Но мало кто знает, что не у литературного героя, а у подлинного гасконского дворянина д\'Артаньяна, впоследствии капитана-лейтенанта первой роты королевских мушкетеров, чьи мемуары, опубликованные в 1701 году, блистательно и вольно использовал для своего романа несравненный Дюма, существовал сверстник, действительный современник, который на самом деле въехал в тот же первый понедельник апреля 1625 года, но не на кляче желтой масти, а в почтовой карете, забрызганной дорожной грязью, не с длинной и грозной шпагой, успешно заменявшей тому образование, а со степенью бакалавра, способной стать острее шпаги, и не с напутствием благородного отца, а в сопровождении почтенного родителя, второго консула городка на юге Франции, носящего название Бомон-де-Ломань, и въехал сей современник д\'Артаньяна не в Менг, а в портовый город Тулон, где тоже встретил пеструю толпу людей, которые собрались, однако, не по поводу появления всадника на кляче редкой масти или прибытия грязноватой почтовой кареты, а просто, как обычно, толкались вблизи порта с его ящиками, тюками, корзинами, досками, бочками, шумного из-за разноязычного говора, ругани, скрипа и грохота телег, душного благодаря острым запахам ворвани, рыбы, жареных каштанов, фруктов и все же чем-то волнующего из-за дыхания моря, моря, не виданного прежде молодым бакалавром.

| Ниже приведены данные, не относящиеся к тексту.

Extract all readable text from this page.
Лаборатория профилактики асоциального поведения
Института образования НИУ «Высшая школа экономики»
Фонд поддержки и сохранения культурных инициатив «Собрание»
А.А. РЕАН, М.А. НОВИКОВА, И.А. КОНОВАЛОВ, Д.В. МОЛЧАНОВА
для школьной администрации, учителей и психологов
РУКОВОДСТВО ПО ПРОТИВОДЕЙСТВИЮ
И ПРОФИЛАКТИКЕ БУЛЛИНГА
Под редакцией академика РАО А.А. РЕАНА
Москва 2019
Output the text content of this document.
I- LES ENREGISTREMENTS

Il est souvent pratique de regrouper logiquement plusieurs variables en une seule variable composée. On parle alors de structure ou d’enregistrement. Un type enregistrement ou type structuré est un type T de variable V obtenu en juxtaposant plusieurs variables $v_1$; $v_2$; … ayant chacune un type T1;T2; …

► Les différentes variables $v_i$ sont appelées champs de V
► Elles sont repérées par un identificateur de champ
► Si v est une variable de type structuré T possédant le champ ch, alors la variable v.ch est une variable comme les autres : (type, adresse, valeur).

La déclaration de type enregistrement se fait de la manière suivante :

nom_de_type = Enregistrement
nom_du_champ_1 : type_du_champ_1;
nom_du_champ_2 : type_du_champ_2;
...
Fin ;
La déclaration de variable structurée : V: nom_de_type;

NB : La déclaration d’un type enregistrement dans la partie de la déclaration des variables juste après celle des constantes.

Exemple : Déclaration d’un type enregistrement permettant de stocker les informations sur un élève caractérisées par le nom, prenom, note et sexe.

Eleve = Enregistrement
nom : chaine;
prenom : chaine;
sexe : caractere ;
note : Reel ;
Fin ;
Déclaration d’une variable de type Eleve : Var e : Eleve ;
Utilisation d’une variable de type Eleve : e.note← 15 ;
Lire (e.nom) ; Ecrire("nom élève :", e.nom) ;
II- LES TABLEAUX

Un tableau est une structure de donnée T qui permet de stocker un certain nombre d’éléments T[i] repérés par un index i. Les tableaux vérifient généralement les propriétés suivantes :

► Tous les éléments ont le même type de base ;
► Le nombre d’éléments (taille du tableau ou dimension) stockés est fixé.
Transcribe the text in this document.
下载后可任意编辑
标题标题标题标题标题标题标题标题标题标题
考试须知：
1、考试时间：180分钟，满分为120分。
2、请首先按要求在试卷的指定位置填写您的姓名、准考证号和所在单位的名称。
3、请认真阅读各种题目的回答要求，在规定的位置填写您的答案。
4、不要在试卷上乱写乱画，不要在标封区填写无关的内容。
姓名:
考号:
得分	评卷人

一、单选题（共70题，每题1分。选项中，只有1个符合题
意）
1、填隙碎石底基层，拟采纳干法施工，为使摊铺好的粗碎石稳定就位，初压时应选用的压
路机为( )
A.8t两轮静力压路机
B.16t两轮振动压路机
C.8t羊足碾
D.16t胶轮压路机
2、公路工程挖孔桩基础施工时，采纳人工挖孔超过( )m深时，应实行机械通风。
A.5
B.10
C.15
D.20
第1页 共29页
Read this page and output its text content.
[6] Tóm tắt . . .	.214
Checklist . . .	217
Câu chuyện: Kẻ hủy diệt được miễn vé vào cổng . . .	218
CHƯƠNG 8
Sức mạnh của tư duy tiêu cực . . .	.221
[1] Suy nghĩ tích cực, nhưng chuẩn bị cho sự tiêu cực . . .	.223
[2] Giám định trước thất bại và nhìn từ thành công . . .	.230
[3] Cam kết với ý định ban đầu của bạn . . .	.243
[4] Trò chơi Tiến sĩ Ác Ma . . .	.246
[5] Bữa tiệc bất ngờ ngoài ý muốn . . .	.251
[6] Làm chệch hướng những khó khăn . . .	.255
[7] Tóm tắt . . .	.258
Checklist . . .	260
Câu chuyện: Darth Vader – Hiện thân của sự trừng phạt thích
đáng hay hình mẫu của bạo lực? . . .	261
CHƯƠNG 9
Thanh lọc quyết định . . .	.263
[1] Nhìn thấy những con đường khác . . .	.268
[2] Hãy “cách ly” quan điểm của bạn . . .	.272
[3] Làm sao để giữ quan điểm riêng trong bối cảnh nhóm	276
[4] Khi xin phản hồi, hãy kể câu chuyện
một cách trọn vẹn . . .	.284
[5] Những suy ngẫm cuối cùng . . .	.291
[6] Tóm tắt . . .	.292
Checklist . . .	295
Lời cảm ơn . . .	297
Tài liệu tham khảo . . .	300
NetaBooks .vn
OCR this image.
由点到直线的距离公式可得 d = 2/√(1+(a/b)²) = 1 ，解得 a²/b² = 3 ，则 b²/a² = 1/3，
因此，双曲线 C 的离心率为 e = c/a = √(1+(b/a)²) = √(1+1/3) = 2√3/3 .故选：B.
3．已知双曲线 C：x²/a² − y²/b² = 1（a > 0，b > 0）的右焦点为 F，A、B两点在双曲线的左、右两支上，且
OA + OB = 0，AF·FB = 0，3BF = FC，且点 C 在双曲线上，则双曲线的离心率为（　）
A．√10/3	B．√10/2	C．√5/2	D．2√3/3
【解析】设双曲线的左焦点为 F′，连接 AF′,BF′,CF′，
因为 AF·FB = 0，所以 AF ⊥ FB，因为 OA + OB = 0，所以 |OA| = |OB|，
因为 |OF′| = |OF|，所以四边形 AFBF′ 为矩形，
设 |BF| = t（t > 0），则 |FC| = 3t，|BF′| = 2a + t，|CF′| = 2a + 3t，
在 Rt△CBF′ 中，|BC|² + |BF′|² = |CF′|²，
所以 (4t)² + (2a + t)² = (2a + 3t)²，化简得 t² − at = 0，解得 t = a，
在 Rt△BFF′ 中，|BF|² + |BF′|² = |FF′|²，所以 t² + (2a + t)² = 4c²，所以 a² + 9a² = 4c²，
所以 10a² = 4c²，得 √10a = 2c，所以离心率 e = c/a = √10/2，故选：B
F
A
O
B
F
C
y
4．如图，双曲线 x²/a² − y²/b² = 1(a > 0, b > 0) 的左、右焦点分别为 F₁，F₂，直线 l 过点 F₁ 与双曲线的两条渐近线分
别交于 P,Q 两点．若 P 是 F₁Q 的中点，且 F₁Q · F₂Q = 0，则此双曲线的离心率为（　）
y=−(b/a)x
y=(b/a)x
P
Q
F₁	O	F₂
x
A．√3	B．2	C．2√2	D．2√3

В толпе мелькали разноцветные платки на лохматых матросских головах, всевозможные береты, кепи, шляпы с перьями и без перьев, порой виднелись издали заметные чалмы правоверных мавров, побывавших в Мекке, а изредка над всей этой пестротой проплывал замысловатый женский головной убор, напоминая парусник, рассекающий морские волны.

Отец и сын из Бомон-де-Ломань не направились по примеру остальных пассажиров почтовой кареты к гостинице «Пьяный шкипер» с ржавым якорем над входом вместо вывески, а пошли прямо в порт, где у набережной сгрудилось несметное число лодок, шлюпок, фелюг и рыбачьих суденышек и в солидном отдалении от них на рейде стояли со спущенными парусами несколько каравелл и других парусников.

Почтенный второй консул Бомон-де-Ломань стал подыскивать суденышко, которое могло бы за недорогую плату пересечь Средиземное море и доплыть до Египта, не перевернувшись в пути.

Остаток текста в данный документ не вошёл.